Am Gästeblock angekommen hatte
man aufgrund des geringen Andrangs noch die Hoffnung möglichst schnell
ins Stadion zu kommen. Schließlich möchte man ja auch halbwegs gute
Plätze ergattern. Bei der Einlass-/Kontrollpolitik haben sich die
Gastgeber wieder einmal etwas ganz Besonderes ausgedacht. Scheinbar hat
man nicht daraus gelernt, dass die Eintracht-Fans (ich benutze diesen
Ausdruck einfach mal) bei ihrem Gastspiel und den scheinbar gleichen
Voraussetzungen, hier den kompletten Eingangsbereich zerlegt und sich
benommen haben wie die Axt im Wald(stadion).
Grund dafür war,
dass sich das Drehkreuz, bei den eh schon viel zu gering bemessenen vier
Eingängen, nur gefühlt dreimal pro Stunde bewegte und man so das Gefühl
bekam, dass die Ordner bei strömendem Regen lieber nach jedem Einlass
die Scharniere des Drehkreuzes nachölten um die stetige Gefahr des
Festrostens zu verhindern, anstatt mal ein wenig den Hebel zu ziehen um
die Sache zu beschleunigen. So stand man im strömenden Regen und musste
dabei zuschauen, wie Besucher für Besucher in Super-Slow-Motion
eingelassen wurde – dies aber immerhin friedlich und nur leise murrend.
Angekommen
– endlich! Ab in den Block, Plätze suchen, warmsingen, aufs Bier
verzichten, mit dem Speichel haushalten. Wer schiebt diesem Verein schon
gerne noch unnötig Geld in den brauen Salon? Wäre nicht zu allem
Überfluss noch die Nötigung sich eine „Knappenkarte“ zu kaufen – allein
der Name lässt meine Zehennägel hochrollen – um sich mit Bier und
Wurstwaren einzudecken, wäre es vielleicht noch zu überlegen gewesen.

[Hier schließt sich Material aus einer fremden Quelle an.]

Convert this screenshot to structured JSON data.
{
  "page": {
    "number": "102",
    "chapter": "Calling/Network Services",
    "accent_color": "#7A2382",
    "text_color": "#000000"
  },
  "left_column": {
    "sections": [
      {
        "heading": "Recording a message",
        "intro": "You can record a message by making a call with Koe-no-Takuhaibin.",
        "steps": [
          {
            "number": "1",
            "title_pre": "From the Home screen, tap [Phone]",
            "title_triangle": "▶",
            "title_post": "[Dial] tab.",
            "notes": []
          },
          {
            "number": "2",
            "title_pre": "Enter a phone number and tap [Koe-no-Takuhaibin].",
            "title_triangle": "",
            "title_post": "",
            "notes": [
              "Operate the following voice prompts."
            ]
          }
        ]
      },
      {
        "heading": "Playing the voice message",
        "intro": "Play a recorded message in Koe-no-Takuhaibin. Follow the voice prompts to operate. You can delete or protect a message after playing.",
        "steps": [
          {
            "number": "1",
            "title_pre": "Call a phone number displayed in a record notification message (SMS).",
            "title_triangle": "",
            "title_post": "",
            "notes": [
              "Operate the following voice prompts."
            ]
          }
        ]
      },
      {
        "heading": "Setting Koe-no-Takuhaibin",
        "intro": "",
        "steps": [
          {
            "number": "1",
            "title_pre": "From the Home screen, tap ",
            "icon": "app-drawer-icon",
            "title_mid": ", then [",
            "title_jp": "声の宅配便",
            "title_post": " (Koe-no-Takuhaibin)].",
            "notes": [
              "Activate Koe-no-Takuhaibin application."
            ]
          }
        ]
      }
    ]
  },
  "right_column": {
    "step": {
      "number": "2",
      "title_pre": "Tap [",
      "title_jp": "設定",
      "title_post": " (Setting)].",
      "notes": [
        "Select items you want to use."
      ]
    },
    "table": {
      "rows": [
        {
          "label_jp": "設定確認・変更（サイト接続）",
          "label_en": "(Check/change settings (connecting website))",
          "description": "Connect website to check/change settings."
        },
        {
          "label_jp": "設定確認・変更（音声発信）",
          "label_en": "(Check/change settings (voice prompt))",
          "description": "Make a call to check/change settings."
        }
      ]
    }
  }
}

Nein, so aber nicht! Da schnapp ich mir lieber die durch die Luft
fliegenden Biertropfen nach jedem Tor, schließlich würden wir heute ja
ein paar schießen!
Ernüchterung … Wer spielt hier eigentlich? Wer
sind diese kopflos wandelnden Gestalten in den schwarzgelben Trikots?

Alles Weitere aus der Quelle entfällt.